Losing big names hurts the league bad. In order to grow swimming, the league will benefit from having the biggest names possible. I get that they have to take care of themselves and their families first, but the ISL is bigger than any one person. It’s needed to advance the sport of swimming as a whole.

Last edited 1 month ago by GA Boy
Pvdh
Reply to  GA Boy
1 month ago

Simone and Ledecky huge omissions but they appear to have most of the big hitters on the men’s side which, like it or now, drives more audience than the women’s side. The most watched vids on the YT channel are Dressel/Manaudou/Chad/Peaty/Vlad

clown alert
Reply to  GA Boy
1 month ago

Are you really saying that these stars are obligated to swim in the ISL rather than take care of their own families? 🤡

SAMUEL HUNTINGTON
1 month ago

I’m pretty sure Katie Drabot graduated?

Gustavo
1 month ago

Federica Pellegrini out too.

Admin
Reply to  Gustavo
1 month ago

In general, ignore the rosters on the ISL website. We have confirmed that most of them are wrong in one way or another.

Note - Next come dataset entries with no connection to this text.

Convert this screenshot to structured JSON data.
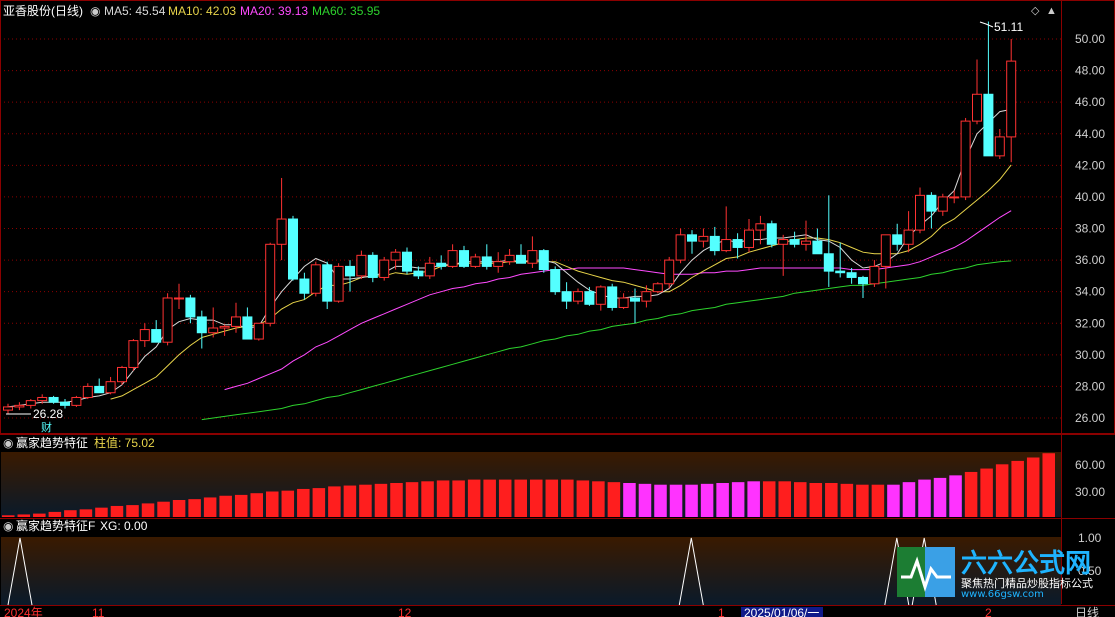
{
  "stock_name": "亚香股份(日线)",
  "colors": {
    "up": "#ff3232",
    "down": "#54ffff",
    "ma5": "#d8d8d8",
    "ma10": "#e8d44a",
    "ma20": "#ff4bff",
    "ma60": "#2dd22d",
    "grid": "#8b0000",
    "bar_red": "#ff1e1e",
    "bar_magenta": "#ff33ff"
  },
  "main_indicator": {
    "ma5_label": "MA5: 45.54",
    "ma10_label": "MA10: 42.03",
    "ma20_label": "MA20: 39.13",
    "ma60_label": "MA60: 35.95"
  },
  "price_axis": [
    "50.00",
    "48.00",
    "46.00",
    "44.00",
    "42.00",
    "40.00",
    "38.00",
    "36.00",
    "34.00",
    "32.00",
    "30.00",
    "28.00",
    "26.00"
  ],
  "high_marker": "51.11",
  "low_marker": "26.28",
  "caifu_label": "财",
  "panel2": {
    "title": "赢家趋势特征",
    "value_label": "柱值: 75.02",
    "axis": [
      "60.00",
      "30.00"
    ]
  },
  "panel3": {
    "title": "赢家趋势特征F",
    "value_label": "XG: 0.00",
    "axis": [
      "1.00",
      "0.50"
    ]
  },
  "time_axis": {
    "year": "2024年",
    "m11": "11",
    "m12": "12",
    "m1": "1",
    "current_date": "2025/01/06/一",
    "m2": "2",
    "period": "日线"
  },
  "brand": {
    "name": "六六公式网",
    "slogan": "聚焦热门精品炒股指标公式",
    "url": "www.66gsw.com"
  },
  "chart_data": {
    "type": "candlestick",
    "ohlc": [
      [
        26.5,
        26.9,
        26.28,
        26.7
      ],
      [
        26.7,
        27.0,
        26.5,
        26.8
      ],
      [
        26.8,
        27.2,
        26.6,
        27.1
      ],
      [
        27.1,
        27.5,
        26.9,
        27.3
      ],
      [
        27.3,
        27.4,
        26.9,
        27.0
      ],
      [
        27.0,
        27.2,
        26.6,
        26.8
      ],
      [
        26.8,
        27.4,
        26.7,
        27.3
      ],
      [
        27.3,
        28.2,
        27.2,
        28.0
      ],
      [
        28.0,
        28.5,
        27.8,
        27.6
      ],
      [
        27.6,
        28.6,
        27.5,
        28.3
      ],
      [
        28.3,
        29.3,
        28.1,
        29.2
      ],
      [
        29.2,
        31.0,
        29.0,
        30.9
      ],
      [
        30.9,
        32.0,
        30.5,
        31.6
      ],
      [
        31.6,
        32.2,
        31.0,
        30.8
      ],
      [
        30.8,
        33.9,
        30.6,
        33.6
      ],
      [
        33.6,
        34.5,
        32.9,
        33.6
      ],
      [
        33.6,
        33.8,
        32.0,
        32.4
      ],
      [
        32.4,
        32.8,
        30.4,
        31.4
      ],
      [
        31.4,
        33.0,
        31.1,
        31.7
      ],
      [
        31.7,
        31.9,
        31.2,
        31.8
      ],
      [
        31.8,
        33.3,
        31.4,
        32.4
      ],
      [
        32.4,
        33.0,
        31.2,
        31.0
      ],
      [
        31.0,
        32.0,
        30.9,
        32.0
      ],
      [
        32.0,
        37.1,
        31.8,
        37.0
      ],
      [
        37.0,
        41.2,
        36.0,
        38.6
      ],
      [
        38.6,
        38.8,
        34.7,
        34.8
      ],
      [
        34.8,
        35.2,
        33.5,
        33.9
      ],
      [
        33.9,
        35.9,
        33.7,
        35.7
      ],
      [
        35.7,
        35.9,
        32.9,
        33.4
      ],
      [
        33.4,
        35.8,
        33.3,
        35.6
      ],
      [
        35.6,
        36.0,
        34.0,
        35.0
      ],
      [
        35.0,
        36.6,
        34.8,
        36.3
      ],
      [
        36.3,
        36.5,
        34.6,
        34.9
      ],
      [
        34.9,
        36.2,
        34.7,
        36.0
      ],
      [
        36.0,
        36.7,
        35.4,
        36.5
      ],
      [
        36.5,
        36.8,
        35.1,
        35.3
      ],
      [
        35.3,
        35.6,
        34.8,
        35.0
      ],
      [
        35.0,
        36.2,
        34.8,
        35.8
      ],
      [
        35.8,
        36.3,
        35.4,
        35.6
      ],
      [
        35.6,
        37.0,
        35.5,
        36.6
      ],
      [
        36.6,
        36.9,
        35.5,
        35.6
      ],
      [
        35.6,
        36.4,
        35.5,
        36.2
      ],
      [
        36.2,
        37.0,
        35.4,
        35.6
      ],
      [
        35.6,
        36.5,
        35.2,
        35.9
      ],
      [
        35.9,
        36.7,
        35.7,
        36.3
      ],
      [
        36.3,
        37.0,
        35.8,
        35.8
      ],
      [
        35.8,
        37.5,
        35.5,
        36.6
      ],
      [
        36.6,
        36.7,
        35.2,
        35.4
      ],
      [
        35.4,
        35.6,
        33.8,
        34.0
      ],
      [
        34.0,
        34.6,
        32.9,
        33.4
      ],
      [
        33.4,
        34.2,
        33.2,
        34.0
      ],
      [
        34.0,
        34.3,
        33.1,
        33.2
      ],
      [
        33.2,
        34.4,
        32.8,
        34.3
      ],
      [
        34.3,
        34.5,
        32.8,
        33.0
      ],
      [
        33.0,
        33.9,
        32.9,
        33.6
      ],
      [
        33.6,
        34.2,
        32.0,
        33.4
      ],
      [
        33.4,
        34.4,
        33.0,
        34.0
      ],
      [
        34.0,
        34.6,
        33.9,
        34.5
      ],
      [
        34.5,
        36.2,
        34.2,
        36.0
      ],
      [
        36.0,
        38.0,
        35.8,
        37.6
      ],
      [
        37.6,
        37.9,
        36.4,
        37.2
      ],
      [
        37.2,
        38.0,
        36.8,
        37.5
      ],
      [
        37.5,
        38.1,
        36.3,
        36.6
      ],
      [
        36.6,
        39.4,
        36.5,
        37.3
      ],
      [
        37.3,
        37.7,
        36.1,
        36.8
      ],
      [
        36.8,
        38.6,
        36.5,
        37.9
      ],
      [
        37.9,
        38.8,
        37.0,
        38.3
      ],
      [
        38.3,
        38.5,
        36.8,
        37.0
      ],
      [
        37.0,
        37.6,
        35.0,
        37.3
      ],
      [
        37.3,
        37.8,
        36.8,
        37.0
      ],
      [
        37.0,
        38.5,
        36.6,
        37.2
      ],
      [
        37.2,
        38.0,
        36.4,
        36.4
      ],
      [
        36.4,
        40.1,
        34.3,
        35.3
      ],
      [
        35.3,
        37.1,
        34.9,
        35.2
      ],
      [
        35.2,
        35.5,
        34.5,
        34.9
      ],
      [
        34.9,
        35.0,
        33.6,
        34.5
      ],
      [
        34.5,
        36.0,
        34.3,
        35.6
      ],
      [
        35.6,
        37.5,
        34.2,
        37.6
      ],
      [
        37.6,
        38.3,
        36.6,
        37.0
      ],
      [
        37.0,
        39.1,
        36.5,
        37.9
      ],
      [
        37.9,
        40.6,
        37.7,
        40.1
      ],
      [
        40.1,
        40.3,
        38.0,
        39.1
      ],
      [
        39.1,
        40.2,
        38.8,
        40.0
      ],
      [
        40.0,
        40.4,
        39.6,
        40.0
      ],
      [
        40.0,
        45.0,
        39.8,
        44.8
      ],
      [
        44.8,
        48.7,
        44.6,
        46.5
      ],
      [
        46.5,
        51.11,
        42.7,
        42.6
      ],
      [
        42.6,
        44.3,
        42.4,
        43.8
      ],
      [
        43.8,
        50.0,
        42.2,
        48.6
      ]
    ],
    "ma5": [
      26.7,
      26.8,
      26.9,
      27.0,
      27.0,
      27.0,
      27.1,
      27.3,
      27.4,
      27.6,
      28.1,
      29.0,
      29.9,
      30.5,
      31.6,
      32.1,
      32.3,
      32.2,
      32.2,
      31.9,
      31.9,
      31.7,
      31.8,
      33.0,
      34.0,
      34.8,
      35.6,
      36.1,
      35.8,
      34.8,
      34.8,
      34.9,
      35.0,
      35.2,
      35.6,
      35.6,
      35.5,
      35.5,
      35.7,
      35.7,
      35.9,
      35.9,
      35.9,
      35.9,
      36.0,
      35.9,
      36.0,
      36.0,
      35.8,
      35.2,
      34.6,
      34.1,
      33.8,
      33.6,
      33.6,
      33.7,
      33.7,
      33.8,
      34.2,
      35.2,
      36.0,
      36.6,
      37.0,
      37.3,
      37.1,
      37.3,
      37.3,
      37.4,
      37.4,
      37.5,
      37.6,
      37.3,
      37.2,
      36.8,
      36.0,
      35.5,
      35.6,
      35.9,
      36.4,
      37.5,
      38.2,
      38.8,
      39.7,
      40.4,
      42.4,
      44.0,
      44.7,
      45.4,
      45.54
    ],
    "ma10": [
      null,
      null,
      null,
      null,
      null,
      null,
      null,
      null,
      null,
      27.2,
      27.4,
      27.8,
      28.2,
      28.6,
      29.3,
      30.0,
      30.6,
      31.1,
      31.3,
      31.5,
      31.7,
      31.8,
      31.9,
      32.3,
      32.9,
      33.3,
      33.5,
      34.0,
      34.4,
      34.4,
      34.6,
      34.9,
      35.0,
      35.0,
      35.2,
      35.1,
      35.2,
      35.3,
      35.6,
      35.7,
      35.8,
      35.8,
      35.8,
      35.8,
      35.9,
      35.9,
      35.9,
      35.9,
      35.9,
      35.6,
      35.3,
      35.1,
      34.9,
      34.7,
      34.6,
      34.4,
      34.2,
      34.0,
      34.0,
      34.4,
      34.9,
      35.3,
      35.7,
      36.1,
      36.2,
      36.5,
      36.7,
      36.9,
      37.1,
      37.3,
      37.4,
      37.4,
      37.3,
      37.1,
      36.8,
      36.5,
      36.4,
      36.4,
      36.4,
      36.6,
      37.0,
      37.5,
      38.2,
      38.6,
      39.2,
      39.8,
      40.4,
      41.1,
      42.03
    ],
    "ma20": [
      null,
      null,
      null,
      null,
      null,
      null,
      null,
      null,
      null,
      null,
      null,
      null,
      null,
      null,
      null,
      null,
      null,
      null,
      null,
      27.8,
      28.0,
      28.2,
      28.5,
      28.8,
      29.1,
      29.6,
      30.0,
      30.5,
      30.8,
      31.2,
      31.6,
      32.0,
      32.3,
      32.6,
      32.9,
      33.2,
      33.5,
      33.8,
      34.0,
      34.2,
      34.3,
      34.5,
      34.6,
      34.8,
      34.9,
      35.1,
      35.2,
      35.3,
      35.4,
      35.4,
      35.5,
      35.5,
      35.5,
      35.5,
      35.5,
      35.4,
      35.3,
      35.2,
      35.1,
      35.1,
      35.1,
      35.2,
      35.2,
      35.3,
      35.3,
      35.4,
      35.5,
      35.5,
      35.5,
      35.5,
      35.5,
      35.5,
      35.5,
      35.5,
      35.4,
      35.4,
      35.4,
      35.5,
      35.6,
      35.7,
      35.9,
      36.2,
      36.5,
      36.8,
      37.2,
      37.7,
      38.2,
      38.7,
      39.13
    ],
    "ma60": [
      null,
      null,
      null,
      null,
      null,
      null,
      null,
      null,
      null,
      null,
      null,
      null,
      null,
      null,
      null,
      null,
      null,
      25.9,
      26.0,
      26.1,
      26.2,
      26.3,
      26.4,
      26.5,
      26.6,
      26.8,
      26.9,
      27.1,
      27.3,
      27.4,
      27.6,
      27.8,
      28.0,
      28.2,
      28.4,
      28.6,
      28.8,
      29.0,
      29.2,
      29.4,
      29.6,
      29.8,
      30.0,
      30.2,
      30.4,
      30.5,
      30.7,
      30.9,
      31.0,
      31.2,
      31.3,
      31.5,
      31.6,
      31.8,
      31.9,
      32.0,
      32.2,
      32.3,
      32.5,
      32.6,
      32.8,
      32.9,
      33.0,
      33.2,
      33.3,
      33.4,
      33.5,
      33.6,
      33.7,
      33.9,
      34.0,
      34.1,
      34.2,
      34.3,
      34.4,
      34.4,
      34.5,
      34.6,
      34.7,
      34.8,
      34.9,
      35.1,
      35.2,
      35.4,
      35.5,
      35.7,
      35.8,
      35.9,
      35.95
    ],
    "bar_values": [
      2,
      3,
      4,
      6,
      8,
      9,
      11,
      13,
      14,
      16,
      18,
      20,
      21,
      23,
      25,
      26,
      28,
      30,
      31,
      33,
      34,
      36,
      37,
      38,
      39,
      40,
      41,
      42,
      43,
      43,
      44,
      44,
      44,
      44,
      44,
      44,
      44,
      43,
      42,
      41,
      40,
      39,
      38,
      38,
      38,
      39,
      40,
      41,
      42,
      42,
      42,
      41,
      40,
      40,
      39,
      38,
      38,
      38,
      41,
      44,
      46,
      49,
      53,
      57,
      62,
      66,
      70,
      75.02
    ],
    "bar_magenta_from": 40,
    "bar_magenta_to": 48,
    "bar_magenta2_from": 57,
    "bar_magenta2_to": 61,
    "signal_indices": [
      0,
      49,
      64,
      66
    ]
  }
}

This is the best information we have currently about rosters: https://swimswam.com/isl-season-2-full-rosters-revealed-for-all-10-teams/

Consider that accurate for as long as it’s accurate: we’re still expecting most teams to have some changes before the season starts.

About Jared Anderson

Jared Anderson

Jared Anderson swam for nearly twenty years. Then, Jared Anderson stopped swimming and started writing about swimming. He's not sick of swimming yet. Swimming might be sick of him, though. Jared was a YMCA and high school swimmer in northern Minnesota, and spent his college years swimming breaststroke and occasionally pretending …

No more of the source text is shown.